#TrumpCongressSpeech
Pada 4 Maret 2025, Presiden Donald Trump menyampaikan pidato bersejarah kepada sesi gabungan Kongres, menandai penampilan kelimanya. Pidato yang berlangsung selama 1 jam dan 40 menit ini mencetak rekor sebagai pidato presiden terlama kepada Kongres dalam lebih dari enam dekade.
Sepanjang pidatonya, Presiden Trump menyoroti pencapaian pemerintahannya dan menguraikan inisiatif masa depan. Ia menekankan pencapaian ekonomi, membela penerapan tarif pada negara-negara seperti China, Meksiko, dan Kanada, serta mengusulkan penciptaan sistem pertahanan rudal yang luas. Selain itu, ia mengungkapkan ambisi untuk merebut kembali Terusan Panama dan mengejar akuisisi Greenland.
Pidato tersebut ditandai oleh perpecahan partisan yang tajam. Presiden Trump mengkritik pemimpin Demokrat, termasuk mantan Presiden Joe Biden dan Senator Elizabeth Warren, serta mengejek perjuangan Partai Demokrat saat ini.
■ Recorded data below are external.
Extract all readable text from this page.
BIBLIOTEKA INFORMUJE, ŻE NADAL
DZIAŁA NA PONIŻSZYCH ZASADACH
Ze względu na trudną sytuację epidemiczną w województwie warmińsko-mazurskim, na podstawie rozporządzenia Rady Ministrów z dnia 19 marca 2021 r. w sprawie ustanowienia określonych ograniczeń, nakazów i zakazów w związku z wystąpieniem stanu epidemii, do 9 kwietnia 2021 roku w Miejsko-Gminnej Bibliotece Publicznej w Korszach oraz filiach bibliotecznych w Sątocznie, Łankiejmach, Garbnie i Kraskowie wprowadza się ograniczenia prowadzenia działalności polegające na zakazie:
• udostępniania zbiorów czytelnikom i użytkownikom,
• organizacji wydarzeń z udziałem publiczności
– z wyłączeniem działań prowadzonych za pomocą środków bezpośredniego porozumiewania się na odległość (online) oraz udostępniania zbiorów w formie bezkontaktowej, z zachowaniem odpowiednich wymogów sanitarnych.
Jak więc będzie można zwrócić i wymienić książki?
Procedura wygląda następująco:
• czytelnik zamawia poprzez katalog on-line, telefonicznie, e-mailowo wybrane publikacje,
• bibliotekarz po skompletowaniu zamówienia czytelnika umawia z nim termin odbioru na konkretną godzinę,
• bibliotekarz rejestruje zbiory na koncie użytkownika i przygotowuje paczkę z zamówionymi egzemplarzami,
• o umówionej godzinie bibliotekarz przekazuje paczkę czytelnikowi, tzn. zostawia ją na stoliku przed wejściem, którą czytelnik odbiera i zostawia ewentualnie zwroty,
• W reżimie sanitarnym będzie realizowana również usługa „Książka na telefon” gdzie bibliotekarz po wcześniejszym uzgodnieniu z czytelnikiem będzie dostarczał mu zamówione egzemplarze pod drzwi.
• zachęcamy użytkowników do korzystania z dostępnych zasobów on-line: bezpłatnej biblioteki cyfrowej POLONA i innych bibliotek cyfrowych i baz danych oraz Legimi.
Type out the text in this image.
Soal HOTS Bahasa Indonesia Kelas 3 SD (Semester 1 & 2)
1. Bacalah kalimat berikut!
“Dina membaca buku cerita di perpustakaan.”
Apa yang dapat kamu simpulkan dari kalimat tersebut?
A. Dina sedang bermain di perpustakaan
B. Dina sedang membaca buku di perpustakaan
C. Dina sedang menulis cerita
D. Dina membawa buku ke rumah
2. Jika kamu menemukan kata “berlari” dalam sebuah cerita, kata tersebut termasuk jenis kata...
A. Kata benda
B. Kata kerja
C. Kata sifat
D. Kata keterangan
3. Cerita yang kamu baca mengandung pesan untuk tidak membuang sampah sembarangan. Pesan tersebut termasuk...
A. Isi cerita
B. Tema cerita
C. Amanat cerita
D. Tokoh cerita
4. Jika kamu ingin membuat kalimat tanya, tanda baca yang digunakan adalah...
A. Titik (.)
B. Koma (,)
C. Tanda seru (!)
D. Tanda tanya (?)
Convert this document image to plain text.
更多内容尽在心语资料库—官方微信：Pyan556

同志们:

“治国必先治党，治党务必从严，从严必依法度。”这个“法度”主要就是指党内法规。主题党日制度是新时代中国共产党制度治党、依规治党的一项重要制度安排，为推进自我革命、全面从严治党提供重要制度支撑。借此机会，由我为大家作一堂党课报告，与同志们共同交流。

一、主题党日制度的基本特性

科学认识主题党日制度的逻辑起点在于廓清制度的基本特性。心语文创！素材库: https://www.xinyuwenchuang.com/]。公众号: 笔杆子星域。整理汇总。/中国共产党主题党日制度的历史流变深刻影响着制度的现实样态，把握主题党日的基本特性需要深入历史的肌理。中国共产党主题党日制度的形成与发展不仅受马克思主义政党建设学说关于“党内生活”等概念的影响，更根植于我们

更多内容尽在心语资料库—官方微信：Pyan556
Nada konfrontatif menekankan semakin dalamnya perpecahan politik di dalam negeri.
Secara mencolok, pidato tersebut terputus oleh Anggota Dewan Perwakilan Demokrat Al Green, yang secara vokal menantang mandat Presiden. Gangguan ini mengakibatkan pengusiran Green dari ruangan, menyoroti ketegangan yang meningkat selama pidato.
Presiden Trump juga menghormati individu-individu seperti seorang penyintas kanker berusia 13 tahun, yang diangkat sebagai agen Secret Service kehormatan, dan memberikan penghormatan kepada Cory Comperator, yang tewas di sebuah rally kampanye di Pennsylvania di mana Trump juga terluka. Janda Comperator, Helen, dan putri mereka, Allison dan Kaylee, hadir di kotak Ibu Negara selama pidato.
Dalam pernyataan penutupnya, Presiden Trump menyatakan bahwa "masa keemasan Amerika baru saja dimulai," mengekspresikan optimisme tentang masa depan negara dan menegaskan komitmennya untuk memajukan agenda pemerintahannya.